Conclusion: A Nation Deserves Better Internet

Nepal’s internet crisis isn’t just a story of unpaid bills.

It’s a reflection of deep structural problems in how we run critical services, and who pays the price when things fall apart.

For years, Nepali ISPs operated in a gray zone: collecting taxes and fees from users, building massive customer bases, but postponing payments to both the government and their upstream providers.

The government, instead of enforcing clarity early on, waited until the problem exploded, and then used foreign exchange controls as a blunt instrument of pressure.

Caught in the middle?
The users, everyday people and businesses, who paid their bills on time but got unreliable service in return.
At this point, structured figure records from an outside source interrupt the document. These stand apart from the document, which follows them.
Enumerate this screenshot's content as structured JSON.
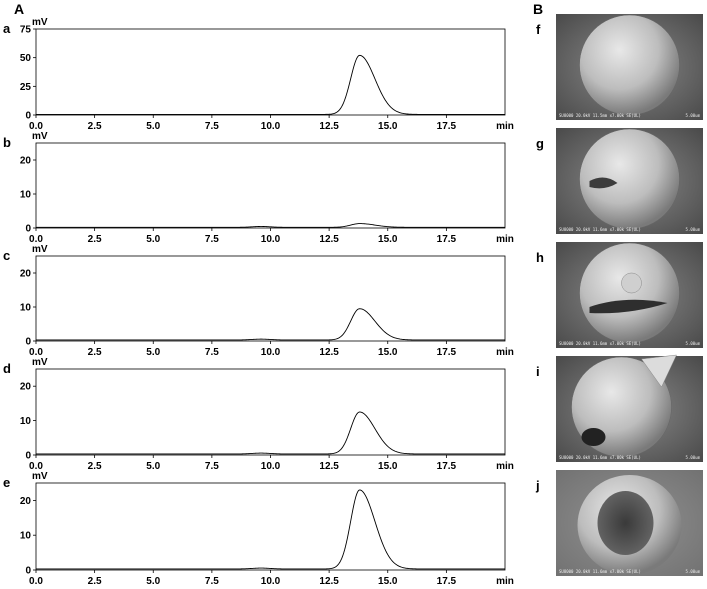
{
  "figure": {
    "panel_A_label": "A",
    "panel_B_label": "B"
  },
  "chart_data": [
    {
      "type": "line",
      "panel": "a",
      "ylabel": "mV",
      "xlabel": "min",
      "xlim": [
        0,
        20
      ],
      "ylim": [
        0,
        75
      ],
      "xticks": [
        "0.0",
        "2.5",
        "5.0",
        "7.5",
        "10.0",
        "12.5",
        "15.0",
        "17.5"
      ],
      "yticks": [
        "0",
        "25",
        "50",
        "75"
      ],
      "peak": {
        "x": 13.8,
        "y": 52
      },
      "baseline": 0.5
    },
    {
      "type": "line",
      "panel": "b",
      "ylabel": "mV",
      "xlabel": "min",
      "xlim": [
        0,
        20
      ],
      "ylim": [
        0,
        25
      ],
      "xticks": [
        "0.0",
        "2.5",
        "5.0",
        "7.5",
        "10.0",
        "12.5",
        "15.0",
        "17.5"
      ],
      "yticks": [
        "0",
        "10",
        "20"
      ],
      "peak": {
        "x": 13.8,
        "y": 1.3
      },
      "baseline": 0.2
    },
    {
      "type": "line",
      "panel": "c",
      "ylabel": "mV",
      "xlabel": "min",
      "xlim": [
        0,
        20
      ],
      "ylim": [
        0,
        25
      ],
      "xticks": [
        "0.0",
        "2.5",
        "5.0",
        "7.5",
        "10.0",
        "12.5",
        "15.0",
        "17.5"
      ],
      "yticks": [
        "0",
        "10",
        "20"
      ],
      "peak": {
        "x": 13.8,
        "y": 9.5
      },
      "baseline": 0.3
    },
    {
      "type": "line",
      "panel": "d",
      "ylabel": "mV",
      "xlabel": "min",
      "xlim": [
        0,
        20
      ],
      "ylim": [
        0,
        25
      ],
      "xticks": [
        "0.0",
        "2.5",
        "5.0",
        "7.5",
        "10.0",
        "12.5",
        "15.0",
        "17.5"
      ],
      "yticks": [
        "0",
        "10",
        "20"
      ],
      "peak": {
        "x": 13.8,
        "y": 12.5
      },
      "baseline": 0.3
    },
    {
      "type": "line",
      "panel": "e",
      "ylabel": "mV",
      "xlabel": "min",
      "xlim": [
        0,
        20
      ],
      "ylim": [
        0,
        25
      ],
      "xticks": [
        "0.0",
        "2.5",
        "5.0",
        "7.5",
        "10.0",
        "12.5",
        "15.0",
        "17.5"
      ],
      "yticks": [
        "0",
        "10",
        "20"
      ],
      "peak": {
        "x": 13.8,
        "y": 23
      },
      "baseline": 0.3
    }
  ],
  "sem_images": [
    {
      "label": "f",
      "caption": "SU8000 20.0kV 11.5mm x7.00k SE(UL)",
      "scale": "5.00um"
    },
    {
      "label": "g",
      "caption": "SU8000 20.0kV 11.6mm x7.00k SE(UL)",
      "scale": "5.00um"
    },
    {
      "label": "h",
      "caption": "SU8000 20.0kV 11.6mm x7.00k SE(UL)",
      "scale": "5.00um"
    },
    {
      "label": "i",
      "caption": "SU8000 20.0kV 11.6mm x7.00k SE(UL)",
      "scale": "5.00um"
    },
    {
      "label": "j",
      "caption": "SU8000 20.0kV 11.6mm x7.00k SE(UL)",
      "scale": "5.00um"
    }
  ]
}
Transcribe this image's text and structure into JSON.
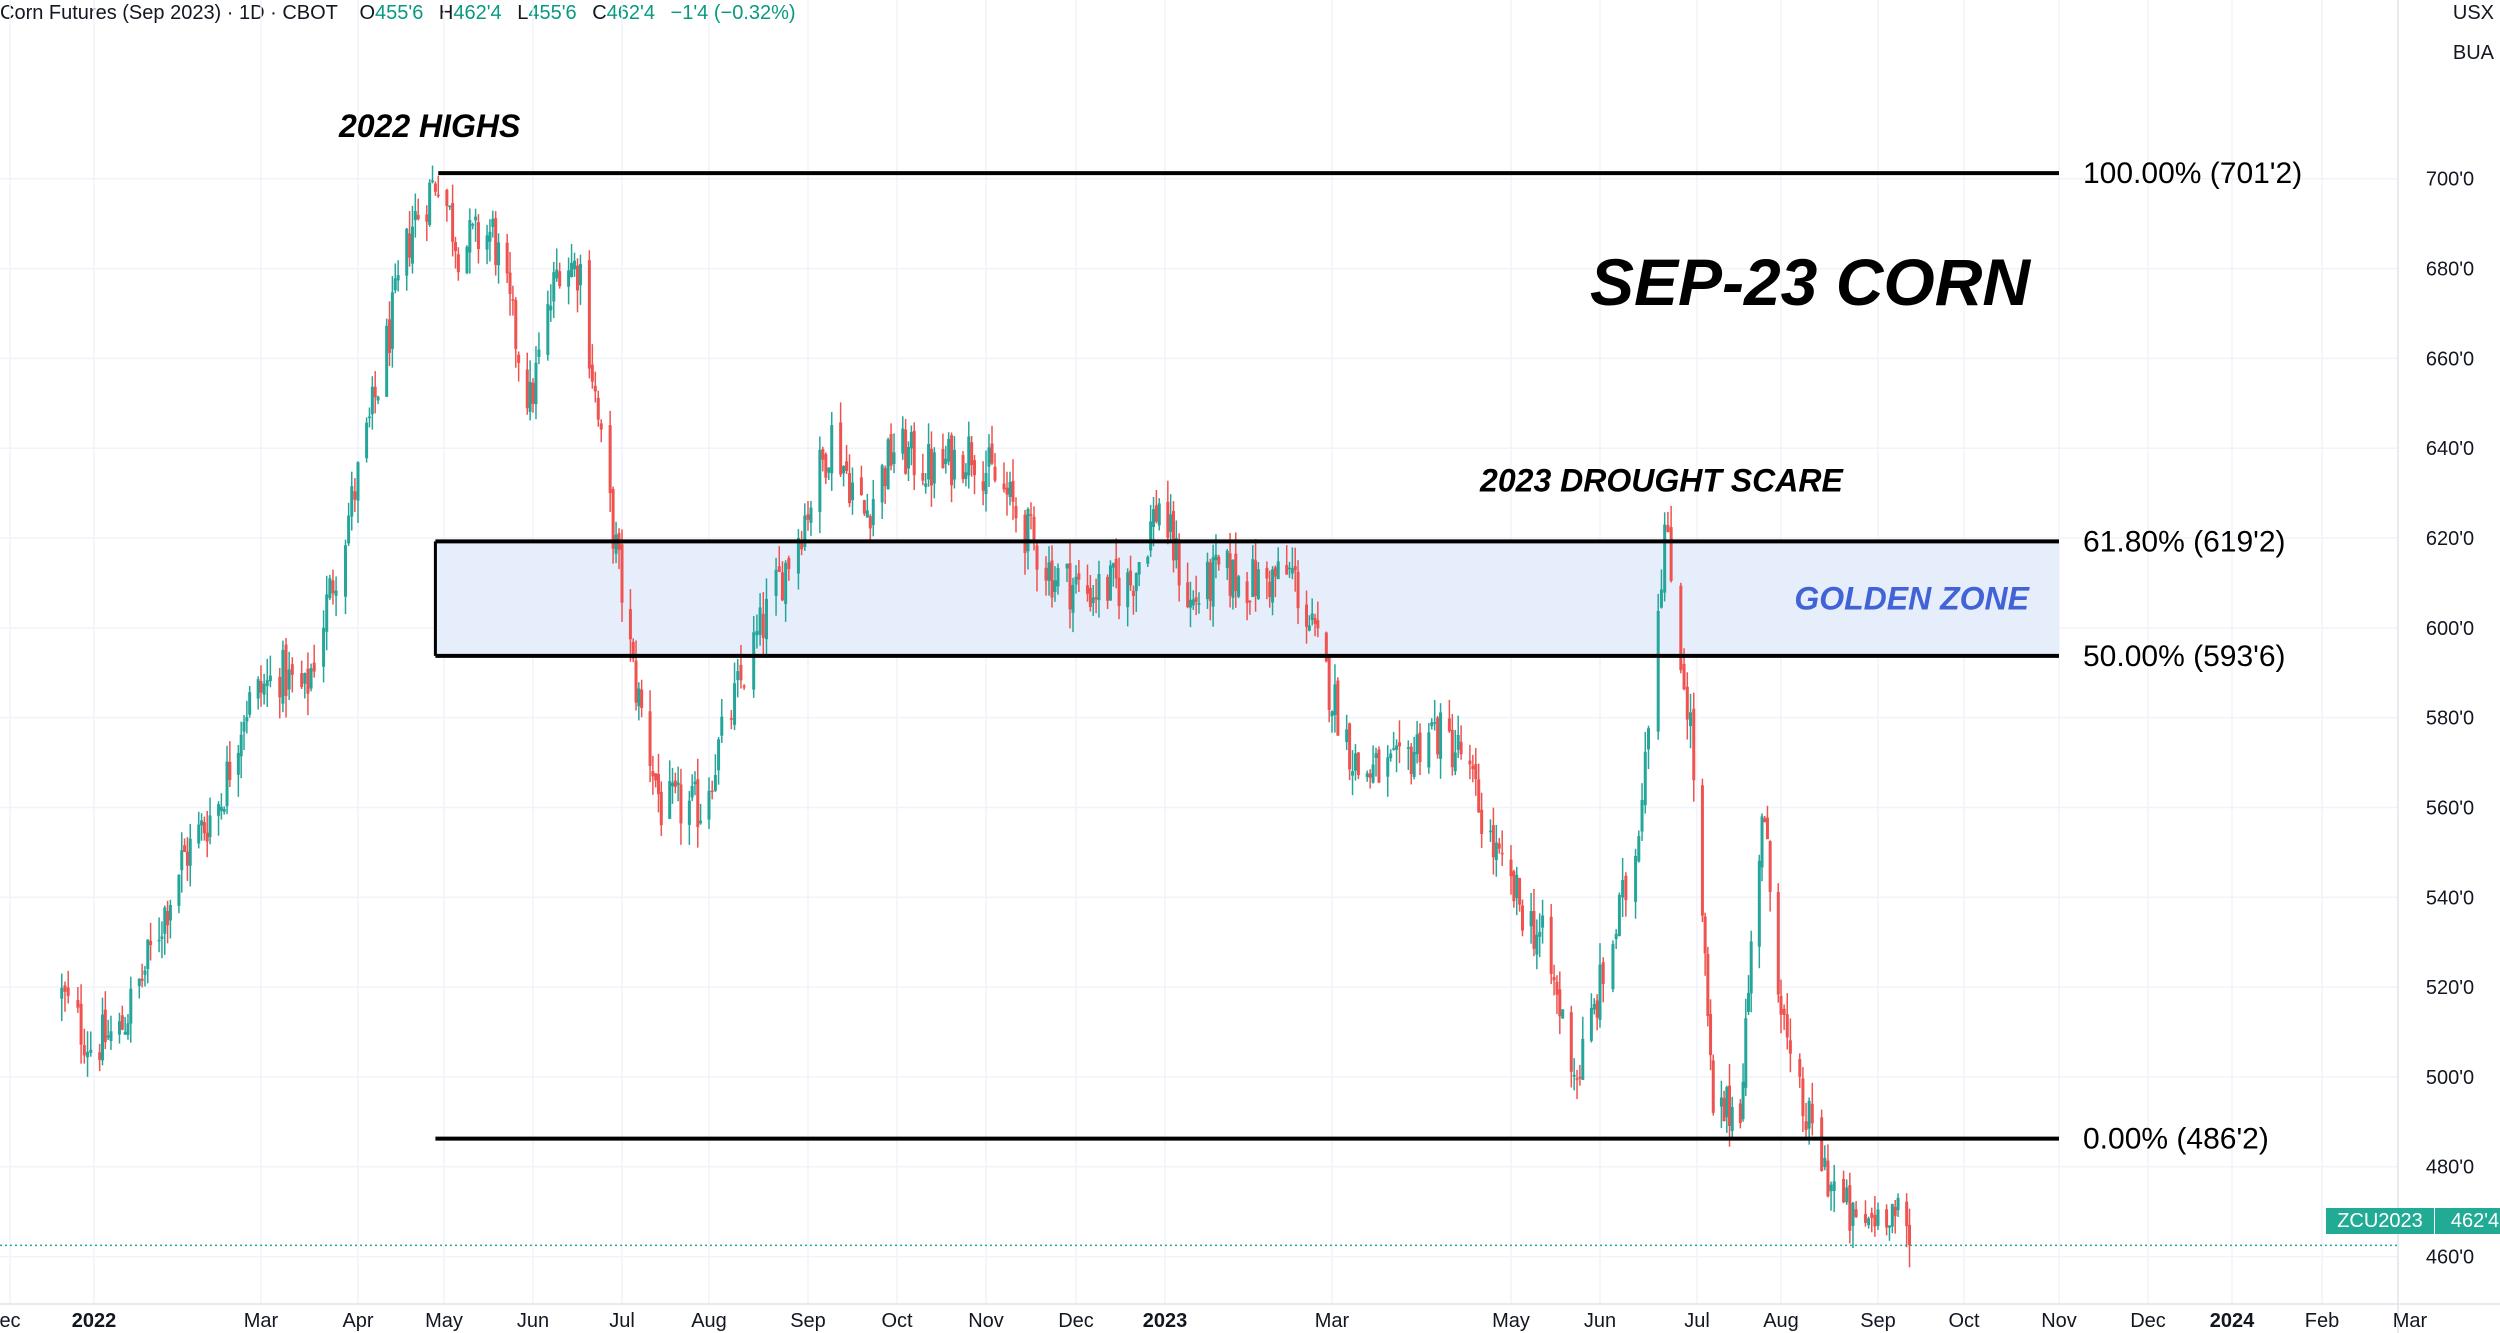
{
  "legend": {
    "symbol": "Corn Futures (Sep 2023) · 1D · CBOT",
    "open_label": "O",
    "open": "455'6",
    "high_label": "H",
    "high": "462'4",
    "low_label": "L",
    "low": "455'6",
    "close_label": "C",
    "close": "462'4",
    "change": "−1'4 (−0.32%)"
  },
  "units": [
    "USX",
    "BUA"
  ],
  "price_tag": {
    "symbol": "ZCU2023",
    "price": "462'4"
  },
  "chart_data": {
    "type": "candlestick",
    "title": "SEP-23 CORN",
    "x_tick_labels": [
      "ec",
      "2022",
      "Mar",
      "Apr",
      "May",
      "Jun",
      "Jul",
      "Aug",
      "Sep",
      "Oct",
      "Nov",
      "Dec",
      "2023",
      "Mar",
      "May",
      "Jun",
      "Jul",
      "Aug",
      "Sep",
      "Oct",
      "Nov",
      "Dec",
      "2024",
      "Feb",
      "Mar"
    ],
    "y_tick_labels": [
      "460'0",
      "480'0",
      "500'0",
      "520'0",
      "540'0",
      "560'0",
      "580'0",
      "600'0",
      "620'0",
      "640'0",
      "660'0",
      "680'0",
      "700'0"
    ],
    "y_ticks": [
      460,
      480,
      500,
      520,
      540,
      560,
      580,
      600,
      620,
      640,
      660,
      680,
      700
    ],
    "ylim": [
      453,
      728
    ],
    "grid": true,
    "up_color": "#26a69a",
    "down_color": "#ef5350",
    "keypoints": [
      {
        "date": "2021-12-22",
        "price": 518
      },
      {
        "date": "2021-12-31",
        "price": 507
      },
      {
        "date": "2022-01-10",
        "price": 510
      },
      {
        "date": "2022-01-18",
        "price": 522
      },
      {
        "date": "2022-02-01",
        "price": 548
      },
      {
        "date": "2022-02-15",
        "price": 562
      },
      {
        "date": "2022-02-23",
        "price": 582
      },
      {
        "date": "2022-03-07",
        "price": 590
      },
      {
        "date": "2022-03-15",
        "price": 585
      },
      {
        "date": "2022-04-05",
        "price": 645
      },
      {
        "date": "2022-04-20",
        "price": 690
      },
      {
        "date": "2022-04-29",
        "price": 701
      },
      {
        "date": "2022-05-06",
        "price": 685
      },
      {
        "date": "2022-05-18",
        "price": 688
      },
      {
        "date": "2022-05-31",
        "price": 650
      },
      {
        "date": "2022-06-10",
        "price": 682
      },
      {
        "date": "2022-06-17",
        "price": 680
      },
      {
        "date": "2022-06-24",
        "price": 640
      },
      {
        "date": "2022-07-05",
        "price": 590
      },
      {
        "date": "2022-07-15",
        "price": 560
      },
      {
        "date": "2022-07-29",
        "price": 560
      },
      {
        "date": "2022-08-12",
        "price": 590
      },
      {
        "date": "2022-08-31",
        "price": 625
      },
      {
        "date": "2022-09-09",
        "price": 643
      },
      {
        "date": "2022-09-20",
        "price": 625
      },
      {
        "date": "2022-09-30",
        "price": 640
      },
      {
        "date": "2022-10-14",
        "price": 635
      },
      {
        "date": "2022-10-27",
        "price": 640
      },
      {
        "date": "2022-11-07",
        "price": 630
      },
      {
        "date": "2022-11-23",
        "price": 612
      },
      {
        "date": "2022-12-05",
        "price": 608
      },
      {
        "date": "2022-12-20",
        "price": 610
      },
      {
        "date": "2022-12-30",
        "price": 628
      },
      {
        "date": "2023-01-10",
        "price": 605
      },
      {
        "date": "2023-01-20",
        "price": 612
      },
      {
        "date": "2023-02-03",
        "price": 610
      },
      {
        "date": "2023-02-15",
        "price": 612
      },
      {
        "date": "2023-02-24",
        "price": 595
      },
      {
        "date": "2023-03-10",
        "price": 568
      },
      {
        "date": "2023-03-24",
        "price": 568
      },
      {
        "date": "2023-04-03",
        "price": 578
      },
      {
        "date": "2023-04-14",
        "price": 572
      },
      {
        "date": "2023-04-28",
        "price": 545
      },
      {
        "date": "2023-05-12",
        "price": 530
      },
      {
        "date": "2023-05-24",
        "price": 500
      },
      {
        "date": "2023-06-02",
        "price": 522
      },
      {
        "date": "2023-06-12",
        "price": 550
      },
      {
        "date": "2023-06-21",
        "price": 622
      },
      {
        "date": "2023-06-29",
        "price": 578
      },
      {
        "date": "2023-07-07",
        "price": 490
      },
      {
        "date": "2023-07-17",
        "price": 495
      },
      {
        "date": "2023-07-25",
        "price": 560
      },
      {
        "date": "2023-08-04",
        "price": 500
      },
      {
        "date": "2023-08-16",
        "price": 478
      },
      {
        "date": "2023-08-25",
        "price": 466
      },
      {
        "date": "2023-09-05",
        "price": 472
      },
      {
        "date": "2023-09-12",
        "price": 462.5
      }
    ],
    "fib_levels": [
      {
        "label": "100.00% (701'2)",
        "value": 701.25,
        "start_date": "2022-04-29"
      },
      {
        "label": "61.80% (619'2)",
        "value": 619.25,
        "start_date": "2022-04-28"
      },
      {
        "label": "50.00% (593'6)",
        "value": 593.75,
        "start_date": "2022-04-28"
      },
      {
        "label": "0.00% (486'2)",
        "value": 486.25,
        "start_date": "2022-04-28"
      }
    ],
    "fib_end_date": "2023-11-01",
    "zone": {
      "label": "GOLDEN ZONE",
      "from": 593.75,
      "to": 619.25,
      "fill": "#e6eefb",
      "text_color": "#4263d6"
    },
    "annotations": [
      {
        "text": "2022 HIGHS",
        "date": "2022-04-26",
        "price": 712
      },
      {
        "text": "2023 DROUGHT SCARE",
        "date": "2023-06-20",
        "price": 633
      }
    ],
    "last_price": 462.5
  }
}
This Crisis Exposed Five Big Truths:

  1. Nepal’s internet is dangerously dependent on Indian providers like Airtel and Tata.
  2. ISPs failed to follow through on obligations to both the government and their vendors.
  3. The government responded too late, using payment restrictions instead of proactive reform.
  4. Digital Nepal needs more than slogans, it needs reliable infrastructure, redundancy, and accountability.
  5. Users have no protection against institutional failure, despite being the only ones who actually paid.

So What Now?

There is a path forward, but it requires urgency and coordination:

  • Government must streamline policies, simplify tax compliance, and stop weaponizing foreign exchange approvals.
  • ISPs, especially market leaders like WorldLink and Subisu, must embrace transparency and rebuild trust with users.
  • Investments in diversification from the China route to data centers to local content must become a national priority.
  • And above all, users must demand better,  not just faster internet, but an internet system that’s fair, transparent, and resilient.

Because in 2025,

Internet is not a luxury.

It’s not a weekend add-on.

It’s a lifeline for education, for business, for global connection, and for democracy.

Nepal deserves better than an internet held hostage by tax disputes and bureaucratic gridlock. We deserve an internet we can rely on, an internet that works, even when politics don’t.